Get screened for diabetes


Island-wide diabetes screenings will be held on Saturday, 10 March. 

For the second year in a row, Rotary Central is hosting screening stations at eight locations throughout Grand Cayman. 

Last year, several people who were screened for diabetes for the first time discovered they were already diabetic or were at high risk of developing diabetes. 

“During the past year, almost 1,000 individuals were screened as part of the Club’s diabetes initiative … and many undiagnosed and uncontrolled diabetics were identified,” said Zelta Gayle, and nurse and chairwoman of Rotary Central’s diabetes initiative. 

“The prevalence of diabetes continues to increase at an alarming rate worldwide,” she said. “It is expected that during the 21st century, this chronic lifestyle disease will affect one in every three people of the islands of the Caribbean.” 

Over the weekend of 3-4 March, 30 medical professionals took part in a diabetes educators course, including doctors, nurses, pharmacists, nutritionists and dietitians.  

The course, which targeted health professional who actively work with a large number of people suffering from diabetes, was led by registered nurse Andrea Hunt, a certified diabetes educator. 
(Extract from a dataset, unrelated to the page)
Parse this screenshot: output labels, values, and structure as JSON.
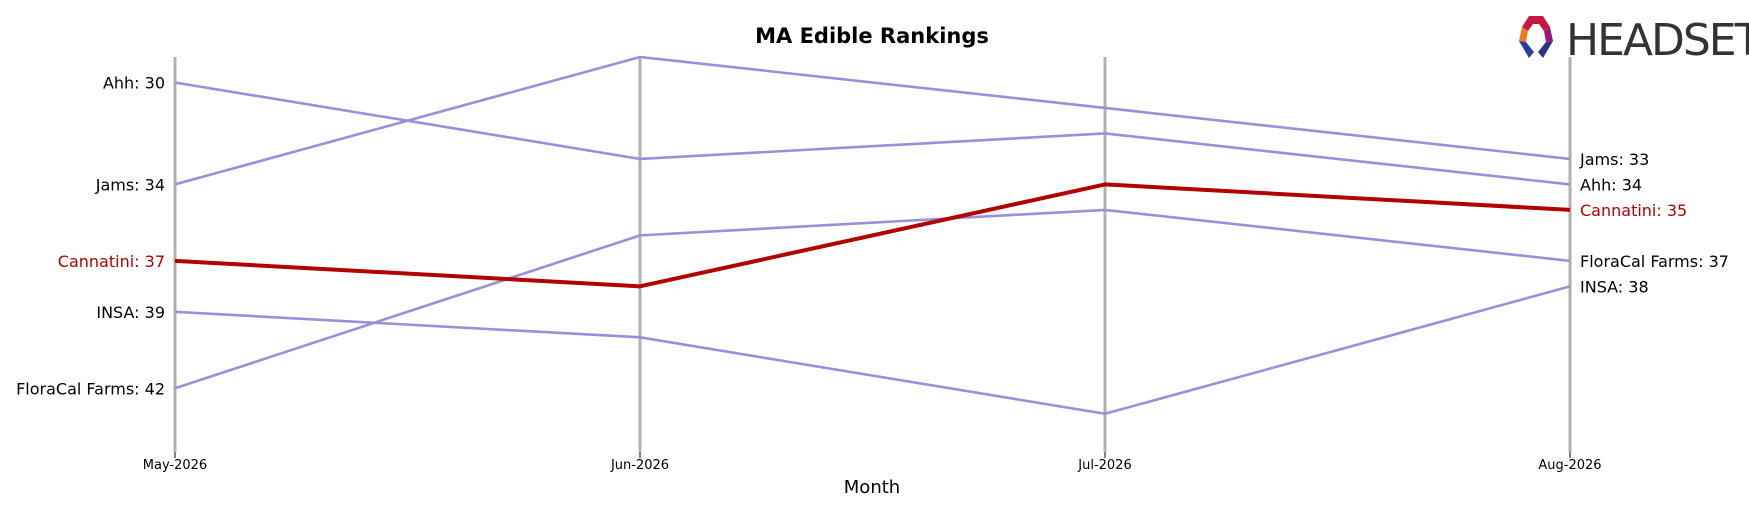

Following the course, the 30 participants took part in a pinning ceremony to recognise their efforts to tackle the rising numbers of diabetes cases in Cayman and the Caribbean region. 

Ms Gayle said: “Diabetes and its complications are among the five leading causes of death worldwide. It is therefore important that people with diabetes be taught self-management skills in order to reduce the risk of complications from this disease. Self-management skills can be best taught by clinicians trained as diabetes educators. Unfortunately, there are few persons with this skill in the Caribbean.” 

She said diabetes self-management education was a vital step in helping people deal with diabetes or pre-diabetes. 

An education team consists of a diabetes educator, a doctor, dietician and other specialty providers who are trained to provide accurate, effective and culturally sensitive education to people with diabetes in the Caribbean.  

“By working as a member of a diabetes management team, the diabetes educator will improve the care that patients with diabetes receive by empowering the patient to make the necessary behavioural changes they need to manage their disease more effectively,” Ms Gayle said. 

People can get screened from 10am to 2pm at the following locations Saturday: Cost U Less, Foster’s Airport, Foster’s Strand, Foster’s Countryside, Foster’s Republix, Hurley’s Supermarket, Kirk’s Supermarket and AL Thompson’s. 

Further screenings will be done in East End at a later date.